おそらくは売上が伸びたのは農心に限った話でなく、「日清食品」や「東洋水産」などの日本企業の即席麺などの売上も同様に伸びていると思われる。
中央日報によると、農心は世界のインスタントラーメン市場で5位となり、海外売上高は前年比24パーセント増の9億9000万ドル(約102億円)と見込んでいる。
人気商品は全海外売上の4割を占める辛ラーメンに加えて、「チャパゲティ」の売上が大きく伸びている。チャパゲティは、映画「「パライサイト 半地下の家族」にチャパグリ(チャパゲティ+ノグリ)として登場することで知名度を上げた。
世界の辛ラーメン。でも辛ラーメン1商品に依存
インスタントラーメン製造企業の今年の世界シェア予測は、1位 康師傅(13.4%・中国)、2位 日清食品(9.9%・日本)、3位 インドフード・スクセス・マクムル(7.5%・インドネシア)、4位 東洋水産(7.3%・日本)、5位 農心(5.7%・韓国)となる(ユーロモニターインターナショナル)。

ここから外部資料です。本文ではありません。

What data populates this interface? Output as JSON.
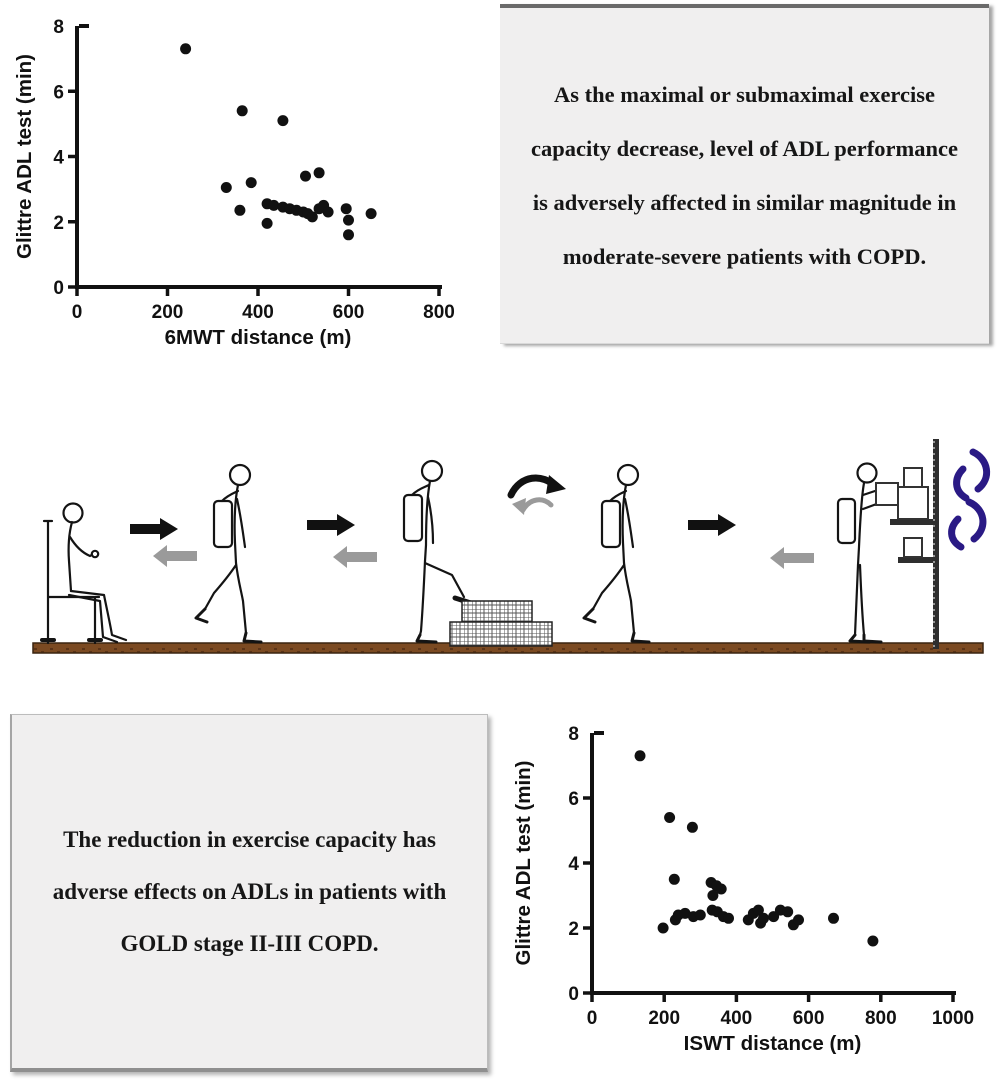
{
  "boxes": {
    "top_text": "As the maximal or submaximal exercise capacity decrease, level of ADL performance is adversely affected in similar magnitude in moderate-severe patients with COPD.",
    "bottom_text": "The reduction in exercise capacity has adverse effects on ADLs in patients with GOLD stage II-III COPD."
  },
  "colors": {
    "background": "#ffffff",
    "box_background": "#f0efef",
    "ink": "#111111",
    "gray_arrow": "#9a9a9a",
    "ground_brown": "#7b4a22",
    "ground_edge": "#3a2410",
    "rotation_arrow_blue": "#2a1a85"
  },
  "diagram": {
    "icons": [
      "seated-patient-figure",
      "forward-arrow-icon",
      "return-arrow-icon",
      "walking-patient-backpack-figure",
      "turn-arrows-icon",
      "stepping-patient-figure",
      "brick-step-icon",
      "shelf-patient-figure",
      "shelf-with-boxes-icon",
      "wall-post-icon",
      "box-rotation-arrows-icon",
      "ground-strip"
    ]
  },
  "chart_data": [
    {
      "type": "scatter",
      "title": "",
      "xlabel": "6MWT distance (m)",
      "ylabel": "Glittre ADL test (min)",
      "xlim": [
        0,
        800
      ],
      "ylim": [
        0,
        8
      ],
      "xticks": [
        0,
        200,
        400,
        600,
        800
      ],
      "yticks": [
        0,
        2,
        4,
        6,
        8
      ],
      "grid": false,
      "legend": "none",
      "marker": {
        "shape": "circle",
        "color": "#111111",
        "radius": 5.5
      },
      "points": [
        [
          240,
          7.3
        ],
        [
          365,
          5.4
        ],
        [
          455,
          5.1
        ],
        [
          330,
          3.05
        ],
        [
          385,
          3.2
        ],
        [
          505,
          3.4
        ],
        [
          535,
          3.5
        ],
        [
          360,
          2.35
        ],
        [
          420,
          1.95
        ],
        [
          420,
          2.55
        ],
        [
          435,
          2.5
        ],
        [
          455,
          2.45
        ],
        [
          470,
          2.4
        ],
        [
          485,
          2.35
        ],
        [
          500,
          2.3
        ],
        [
          510,
          2.25
        ],
        [
          520,
          2.15
        ],
        [
          535,
          2.4
        ],
        [
          545,
          2.5
        ],
        [
          555,
          2.3
        ],
        [
          595,
          2.4
        ],
        [
          600,
          2.05
        ],
        [
          600,
          1.6
        ],
        [
          650,
          2.25
        ]
      ]
    },
    {
      "type": "scatter",
      "title": "",
      "xlabel": "ISWT distance (m)",
      "ylabel": "Glittre ADL test (min)",
      "xlim": [
        0,
        1000
      ],
      "ylim": [
        0,
        8
      ],
      "xticks": [
        0,
        200,
        400,
        600,
        800,
        1000
      ],
      "yticks": [
        0,
        2,
        4,
        6,
        8
      ],
      "grid": false,
      "legend": "none",
      "marker": {
        "shape": "circle",
        "color": "#111111",
        "radius": 5.5
      },
      "points": [
        [
          133,
          7.3
        ],
        [
          215,
          5.4
        ],
        [
          278,
          5.1
        ],
        [
          228,
          3.5
        ],
        [
          330,
          3.4
        ],
        [
          345,
          3.3
        ],
        [
          358,
          3.2
        ],
        [
          335,
          3.0
        ],
        [
          197,
          2.0
        ],
        [
          231,
          2.25
        ],
        [
          239,
          2.4
        ],
        [
          258,
          2.45
        ],
        [
          281,
          2.35
        ],
        [
          300,
          2.4
        ],
        [
          333,
          2.55
        ],
        [
          347,
          2.5
        ],
        [
          364,
          2.35
        ],
        [
          378,
          2.3
        ],
        [
          433,
          2.25
        ],
        [
          447,
          2.45
        ],
        [
          461,
          2.55
        ],
        [
          467,
          2.15
        ],
        [
          475,
          2.3
        ],
        [
          503,
          2.35
        ],
        [
          522,
          2.55
        ],
        [
          542,
          2.5
        ],
        [
          558,
          2.1
        ],
        [
          572,
          2.25
        ],
        [
          669,
          2.3
        ],
        [
          778,
          1.6
        ]
      ]
    }
  ]
}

これでまさに世界の辛ラーメンと呼んでも差し支えないのではないだろうか。
なんぜ農心の海外事業は辛ラーメン一強で、世界中で統一された赤いイメージカラーでブランド化させることに成功している。しかし、逆に言えば、辛ラーメン頼りで1商品に依存してしまっていることは弱点でもある。

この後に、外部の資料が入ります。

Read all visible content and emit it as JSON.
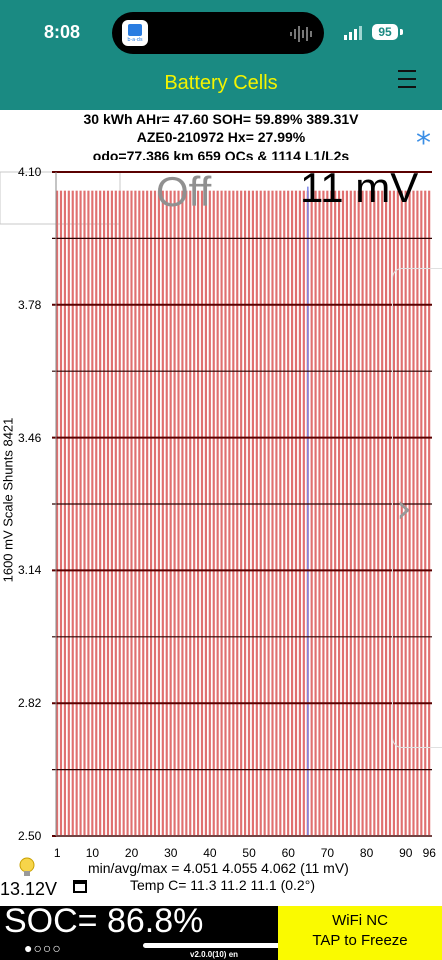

辛ラーメンから派生した「辛ラーメン ブラック」や「辛ラーメン キムチ」、「辛ラーメン 激辛」などもあるが辛ラーメン頼りであることのは変わりない。
今後さらなる躍進とリスク分散のためにもチャパゲティのような辛ラーメンと双璧、第3、第4の人気ブランドを生み出すことにかかっているのではないだろうか。
中国でのシェア5割=世界シェア1位の康師傅
世界の即席麺シェア1位の康師傅は中国企業と表記したが、正確には台湾で創業されて、現在本社は中国天津にあるため中国企業と表記した。今でも親会社は台湾の頂新国際集団となる。
康師傅は中国国内でシェア5割近くを誇り、2つに1つが康師傅製くらい圧倒している。康師傅は、カップ麺や袋麺などインスタント麺だけでなく、飲料事業も幅広く展開していて康師傅といえば飲料メーカーだと考える中国人も少なくない。
よって康師傅が世界シェア1位なのは、ほぼ中国市場での売上によるもので、世界の康師傅とは言い難い。